# I think I have it sorted... (shortened significantly!)



## makmakmob (Apr 5, 2008)

I took what you guys said to heart during my last post and set about thinking more heavily about races. I have a couple. not all of them really 'furries' so to speak. I wanted be sure that this setting would still be furry enough for FA.

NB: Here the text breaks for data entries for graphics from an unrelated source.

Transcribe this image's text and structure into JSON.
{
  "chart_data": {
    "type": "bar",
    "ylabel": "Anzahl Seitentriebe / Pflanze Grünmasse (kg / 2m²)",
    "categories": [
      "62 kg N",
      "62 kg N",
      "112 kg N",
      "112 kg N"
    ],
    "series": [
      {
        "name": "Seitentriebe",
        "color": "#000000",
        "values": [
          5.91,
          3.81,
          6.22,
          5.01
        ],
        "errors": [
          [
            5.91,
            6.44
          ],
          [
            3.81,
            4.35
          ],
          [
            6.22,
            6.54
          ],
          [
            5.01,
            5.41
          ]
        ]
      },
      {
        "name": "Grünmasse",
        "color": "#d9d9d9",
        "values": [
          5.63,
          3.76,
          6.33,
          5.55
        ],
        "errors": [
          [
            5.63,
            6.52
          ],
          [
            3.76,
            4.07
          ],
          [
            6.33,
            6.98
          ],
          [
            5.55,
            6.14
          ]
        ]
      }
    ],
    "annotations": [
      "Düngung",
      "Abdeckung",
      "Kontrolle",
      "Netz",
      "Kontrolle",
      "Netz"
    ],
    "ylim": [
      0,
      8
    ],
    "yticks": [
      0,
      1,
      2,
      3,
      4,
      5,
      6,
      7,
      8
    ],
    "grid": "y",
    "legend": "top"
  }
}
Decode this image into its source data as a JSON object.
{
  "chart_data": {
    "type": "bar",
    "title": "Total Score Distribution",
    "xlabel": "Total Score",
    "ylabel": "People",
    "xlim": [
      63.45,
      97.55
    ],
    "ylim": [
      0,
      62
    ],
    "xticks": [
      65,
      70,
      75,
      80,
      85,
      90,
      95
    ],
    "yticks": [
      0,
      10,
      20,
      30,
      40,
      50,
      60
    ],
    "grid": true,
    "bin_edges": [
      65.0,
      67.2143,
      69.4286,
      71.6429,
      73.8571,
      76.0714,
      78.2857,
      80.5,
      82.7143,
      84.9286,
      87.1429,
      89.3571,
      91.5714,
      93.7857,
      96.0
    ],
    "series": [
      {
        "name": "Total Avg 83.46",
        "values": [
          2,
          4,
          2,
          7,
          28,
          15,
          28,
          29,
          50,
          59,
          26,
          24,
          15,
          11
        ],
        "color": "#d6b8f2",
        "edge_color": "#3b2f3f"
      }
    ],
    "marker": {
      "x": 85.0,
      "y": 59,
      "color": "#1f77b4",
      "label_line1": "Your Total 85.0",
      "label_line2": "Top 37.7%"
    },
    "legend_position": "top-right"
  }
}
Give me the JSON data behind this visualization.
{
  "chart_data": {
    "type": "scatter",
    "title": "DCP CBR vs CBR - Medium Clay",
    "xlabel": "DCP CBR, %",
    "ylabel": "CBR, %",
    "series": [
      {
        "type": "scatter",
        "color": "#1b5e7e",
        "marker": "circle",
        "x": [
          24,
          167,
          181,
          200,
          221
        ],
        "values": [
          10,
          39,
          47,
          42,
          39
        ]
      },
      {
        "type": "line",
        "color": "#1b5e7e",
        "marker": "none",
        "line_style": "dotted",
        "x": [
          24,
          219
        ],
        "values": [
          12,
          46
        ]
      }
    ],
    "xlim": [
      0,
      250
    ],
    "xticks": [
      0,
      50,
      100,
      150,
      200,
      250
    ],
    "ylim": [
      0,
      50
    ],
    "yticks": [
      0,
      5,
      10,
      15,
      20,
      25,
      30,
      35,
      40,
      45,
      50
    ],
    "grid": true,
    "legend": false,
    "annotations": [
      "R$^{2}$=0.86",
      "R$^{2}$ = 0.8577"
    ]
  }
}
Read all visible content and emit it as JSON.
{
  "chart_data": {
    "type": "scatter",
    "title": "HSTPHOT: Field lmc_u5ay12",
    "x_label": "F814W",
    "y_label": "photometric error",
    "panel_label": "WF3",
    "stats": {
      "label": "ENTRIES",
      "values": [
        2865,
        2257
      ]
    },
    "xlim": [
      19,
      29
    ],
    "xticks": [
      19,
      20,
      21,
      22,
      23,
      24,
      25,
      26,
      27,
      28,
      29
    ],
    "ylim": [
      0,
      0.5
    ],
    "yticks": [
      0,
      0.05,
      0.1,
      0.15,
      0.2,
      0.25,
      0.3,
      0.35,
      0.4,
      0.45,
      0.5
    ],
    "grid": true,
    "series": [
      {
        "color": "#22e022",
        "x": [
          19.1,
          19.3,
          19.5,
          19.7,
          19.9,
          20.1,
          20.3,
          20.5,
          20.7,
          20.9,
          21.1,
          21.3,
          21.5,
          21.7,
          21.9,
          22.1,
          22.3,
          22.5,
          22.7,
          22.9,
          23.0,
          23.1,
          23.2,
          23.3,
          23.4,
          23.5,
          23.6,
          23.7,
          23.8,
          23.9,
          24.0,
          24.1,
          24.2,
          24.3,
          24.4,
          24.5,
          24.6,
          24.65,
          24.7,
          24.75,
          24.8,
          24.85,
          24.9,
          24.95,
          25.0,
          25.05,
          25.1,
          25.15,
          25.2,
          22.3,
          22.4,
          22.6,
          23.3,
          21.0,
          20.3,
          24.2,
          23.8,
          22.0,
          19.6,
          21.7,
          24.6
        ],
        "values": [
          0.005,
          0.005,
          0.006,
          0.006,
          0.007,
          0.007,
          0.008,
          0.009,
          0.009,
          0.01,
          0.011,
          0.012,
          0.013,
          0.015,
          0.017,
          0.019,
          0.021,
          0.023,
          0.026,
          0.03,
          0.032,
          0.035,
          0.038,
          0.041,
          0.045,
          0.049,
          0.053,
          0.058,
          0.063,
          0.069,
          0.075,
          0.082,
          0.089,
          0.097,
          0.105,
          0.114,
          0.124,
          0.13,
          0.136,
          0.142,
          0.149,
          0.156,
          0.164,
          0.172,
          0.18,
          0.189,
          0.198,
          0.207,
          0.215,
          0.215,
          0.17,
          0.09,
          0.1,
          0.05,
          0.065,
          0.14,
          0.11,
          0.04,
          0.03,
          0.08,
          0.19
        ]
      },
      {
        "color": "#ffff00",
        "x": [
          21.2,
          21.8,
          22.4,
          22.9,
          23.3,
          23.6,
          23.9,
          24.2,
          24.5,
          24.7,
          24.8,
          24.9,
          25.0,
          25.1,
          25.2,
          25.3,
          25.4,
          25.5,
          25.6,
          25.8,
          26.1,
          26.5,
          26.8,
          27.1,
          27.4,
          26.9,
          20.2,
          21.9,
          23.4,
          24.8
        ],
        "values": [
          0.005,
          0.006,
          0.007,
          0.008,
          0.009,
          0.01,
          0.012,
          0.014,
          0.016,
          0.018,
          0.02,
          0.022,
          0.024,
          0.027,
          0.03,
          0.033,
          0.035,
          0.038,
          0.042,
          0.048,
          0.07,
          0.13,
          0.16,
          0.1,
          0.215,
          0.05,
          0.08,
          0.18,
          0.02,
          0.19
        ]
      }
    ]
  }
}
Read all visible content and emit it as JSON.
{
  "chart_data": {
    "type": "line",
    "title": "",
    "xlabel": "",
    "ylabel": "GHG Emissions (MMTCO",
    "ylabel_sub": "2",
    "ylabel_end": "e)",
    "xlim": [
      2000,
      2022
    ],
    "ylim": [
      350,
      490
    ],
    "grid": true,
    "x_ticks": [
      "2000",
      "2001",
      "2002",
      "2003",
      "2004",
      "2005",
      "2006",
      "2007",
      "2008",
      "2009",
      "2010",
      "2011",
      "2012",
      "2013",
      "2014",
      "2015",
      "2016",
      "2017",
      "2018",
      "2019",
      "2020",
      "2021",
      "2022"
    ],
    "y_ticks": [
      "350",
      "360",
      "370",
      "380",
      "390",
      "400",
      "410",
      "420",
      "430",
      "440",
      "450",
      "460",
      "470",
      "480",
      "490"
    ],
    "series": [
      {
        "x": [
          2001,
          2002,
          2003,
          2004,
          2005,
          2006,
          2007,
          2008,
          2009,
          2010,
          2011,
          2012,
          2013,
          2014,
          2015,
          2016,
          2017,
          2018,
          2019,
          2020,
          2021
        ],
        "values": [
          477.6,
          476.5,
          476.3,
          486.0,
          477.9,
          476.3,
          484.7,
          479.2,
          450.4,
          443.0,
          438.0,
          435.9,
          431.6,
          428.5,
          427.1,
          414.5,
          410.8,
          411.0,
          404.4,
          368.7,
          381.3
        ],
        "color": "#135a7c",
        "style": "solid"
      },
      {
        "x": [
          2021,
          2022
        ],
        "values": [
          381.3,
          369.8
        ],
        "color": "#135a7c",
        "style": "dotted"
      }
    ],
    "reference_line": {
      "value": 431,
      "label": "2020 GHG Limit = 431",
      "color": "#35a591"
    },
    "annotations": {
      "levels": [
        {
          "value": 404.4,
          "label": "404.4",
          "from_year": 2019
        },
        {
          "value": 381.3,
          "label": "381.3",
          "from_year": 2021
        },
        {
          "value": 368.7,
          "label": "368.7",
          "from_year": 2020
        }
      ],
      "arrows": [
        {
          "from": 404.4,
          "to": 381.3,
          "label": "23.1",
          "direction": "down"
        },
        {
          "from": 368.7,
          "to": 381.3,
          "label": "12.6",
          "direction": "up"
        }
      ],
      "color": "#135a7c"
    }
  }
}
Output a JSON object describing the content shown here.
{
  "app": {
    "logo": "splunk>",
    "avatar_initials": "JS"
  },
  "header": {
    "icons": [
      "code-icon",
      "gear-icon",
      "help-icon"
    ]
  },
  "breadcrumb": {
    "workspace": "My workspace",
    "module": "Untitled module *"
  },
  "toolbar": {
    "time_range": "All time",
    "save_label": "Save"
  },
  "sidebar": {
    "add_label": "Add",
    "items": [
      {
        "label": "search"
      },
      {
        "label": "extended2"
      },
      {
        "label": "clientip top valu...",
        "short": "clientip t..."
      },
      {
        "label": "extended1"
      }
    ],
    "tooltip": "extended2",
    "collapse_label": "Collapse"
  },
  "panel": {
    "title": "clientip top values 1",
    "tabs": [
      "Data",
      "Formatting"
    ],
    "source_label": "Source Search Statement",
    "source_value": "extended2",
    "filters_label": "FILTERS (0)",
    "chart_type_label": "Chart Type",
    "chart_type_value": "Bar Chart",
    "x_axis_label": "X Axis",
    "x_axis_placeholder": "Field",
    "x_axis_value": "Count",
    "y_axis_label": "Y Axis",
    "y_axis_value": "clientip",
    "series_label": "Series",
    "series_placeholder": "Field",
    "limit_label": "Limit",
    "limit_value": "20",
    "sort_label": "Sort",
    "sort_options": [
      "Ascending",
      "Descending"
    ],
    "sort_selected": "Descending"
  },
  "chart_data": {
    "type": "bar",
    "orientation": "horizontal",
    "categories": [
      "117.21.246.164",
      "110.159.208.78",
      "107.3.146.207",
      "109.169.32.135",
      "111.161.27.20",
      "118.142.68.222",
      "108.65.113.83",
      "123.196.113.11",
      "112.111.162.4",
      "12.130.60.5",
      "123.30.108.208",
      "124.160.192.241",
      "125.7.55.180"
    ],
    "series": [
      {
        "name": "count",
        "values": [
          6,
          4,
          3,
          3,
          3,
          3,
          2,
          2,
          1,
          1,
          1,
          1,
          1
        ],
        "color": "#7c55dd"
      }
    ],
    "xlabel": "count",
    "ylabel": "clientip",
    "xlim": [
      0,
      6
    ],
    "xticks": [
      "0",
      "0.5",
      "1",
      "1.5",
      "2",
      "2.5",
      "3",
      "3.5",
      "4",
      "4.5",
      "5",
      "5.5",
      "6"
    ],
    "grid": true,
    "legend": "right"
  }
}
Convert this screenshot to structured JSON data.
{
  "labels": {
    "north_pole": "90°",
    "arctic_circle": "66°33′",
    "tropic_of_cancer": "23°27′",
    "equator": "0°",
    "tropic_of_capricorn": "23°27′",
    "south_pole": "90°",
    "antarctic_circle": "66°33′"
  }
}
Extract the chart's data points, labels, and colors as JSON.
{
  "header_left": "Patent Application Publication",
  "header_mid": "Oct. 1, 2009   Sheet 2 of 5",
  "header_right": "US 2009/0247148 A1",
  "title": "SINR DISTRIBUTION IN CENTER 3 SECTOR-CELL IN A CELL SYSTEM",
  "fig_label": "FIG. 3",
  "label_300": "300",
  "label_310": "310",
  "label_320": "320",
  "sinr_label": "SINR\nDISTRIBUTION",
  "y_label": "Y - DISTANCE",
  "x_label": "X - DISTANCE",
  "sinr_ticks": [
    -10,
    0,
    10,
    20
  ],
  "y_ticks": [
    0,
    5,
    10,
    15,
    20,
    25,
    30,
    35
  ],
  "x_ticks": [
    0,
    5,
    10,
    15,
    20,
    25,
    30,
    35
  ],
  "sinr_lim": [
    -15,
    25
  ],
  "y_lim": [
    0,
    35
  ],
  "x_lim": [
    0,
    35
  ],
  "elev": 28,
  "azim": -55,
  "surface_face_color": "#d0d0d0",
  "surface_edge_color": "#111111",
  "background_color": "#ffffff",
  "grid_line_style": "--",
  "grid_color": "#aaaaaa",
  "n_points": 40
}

there are humans, two alien races and three furry ones, there are also two races which are 'half anthro'. the furries play abig part but so do humans and one of the alien races.

is this alright?

edited to get rid of tl;dr crap


----------



## makmakmob (Apr 7, 2008)

*RE: I think I have it sorted...*

First to reply gets a cookie!
plz?


----------



## Kindar (Apr 8, 2008)

if all you're worried about is the story being furry enough to be posted on FA, I'll point out that some of the stories I post on FA have no furry content at all, and no one has indicated they had a problem with them.


----------



## Rhainor (Apr 8, 2008)

Kindar said:
			
		

> if all you're worried about is the story being furry enough to be posted on FA, I'll point out that some of the stories I post on FA have no furry content at all, and *no one has indicated they had a problem with them.*



Nor would they, purely on the basis of furry content, have any grounds to.  Fur Affinity is not a site _for furry stuff_, it is a site for stuff (of any sort*) _created by or of interest to people who like_ furry stuff, whether the specific stuff in question is furry or not.



_* (so long as it does not violate the ToS, which is there primarily to avoid legal tangles.)_


----------



## makmakmob (May 2, 2008)

WTF?! WHY IS THIS USELESS THREAD STICKIED? WHY ARE OTHER USELESS THREADS STICKIED?! WHY AREN'T YOU STOMPING THOSE STICKIED THREAD'S GUTS OUT?!

OMGWTFBBQ! D:


----------